Wunsch said that the students involved are 17- and 18-year-olds who attend Lynn English High School -- a factor that supports the teacher's right to show the film. Courts have ruled in other cases that limits on teacher speech in the classroom must be "reasonably related to a legitimate pedagogical concern" which includes considering things like the age and sophistication of students; relationship between teaching method and valid educational objectives, and context and manner of presentation.

The ACLU contends that the censorship of an "anti-war" point of view was not reasonable. The students were among the oldest in the school; the use of the film was relevant to the course they were taking and students are being exposed daily to pro-war and anti-war messages. According to the ACLU, it is entirely unreasonable in this context to say that the film could not be used because of its "anti-war views." No reasonable pedagogical purpose supports this censorship for students who can vote or serve in the armed forces very soon, the ACLU said.

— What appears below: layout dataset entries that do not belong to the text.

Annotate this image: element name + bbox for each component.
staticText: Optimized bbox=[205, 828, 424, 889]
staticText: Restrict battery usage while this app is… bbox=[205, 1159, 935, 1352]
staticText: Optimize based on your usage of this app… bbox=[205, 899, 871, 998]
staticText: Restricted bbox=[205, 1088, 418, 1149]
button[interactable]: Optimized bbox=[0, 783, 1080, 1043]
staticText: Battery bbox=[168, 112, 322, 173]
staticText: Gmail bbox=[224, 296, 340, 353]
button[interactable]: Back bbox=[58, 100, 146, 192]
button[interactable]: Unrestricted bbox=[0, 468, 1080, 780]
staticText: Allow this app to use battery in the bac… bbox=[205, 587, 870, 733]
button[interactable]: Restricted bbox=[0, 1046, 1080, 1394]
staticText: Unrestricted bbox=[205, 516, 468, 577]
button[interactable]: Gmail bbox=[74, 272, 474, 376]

"If the principal believes that anti-war views cannot be expressed at this time in the context of a class discussion, then students are not being properly taught," said John Reinstein, Legal Director of the ACLU of Massachusetts. "What will come next? Think of all the famous literature that could be viewed as expressing anti-war messages."

Reinstein suggested that if one were to follow the principal's logic, books such as All Quiet on the Western Front, Red Badge of Courage, Slaughterhouse Five, Johnny Got His Gun, or Catch 22 could be banned from high schools. "Will teachers be prohibited from having students read Carl Sandburg's poem, Grass, or seeing Picasso's painting Guernica? Grappling with controversial issues is what education in a democracy should be about, not banning points of view," he said.

The ACLU of Massachusetts recommends that, instead of censoring the views in the film, the principal should work with teachers in the English department to bring in materials that express a variety of viewpoints and are pedagogically appropriate.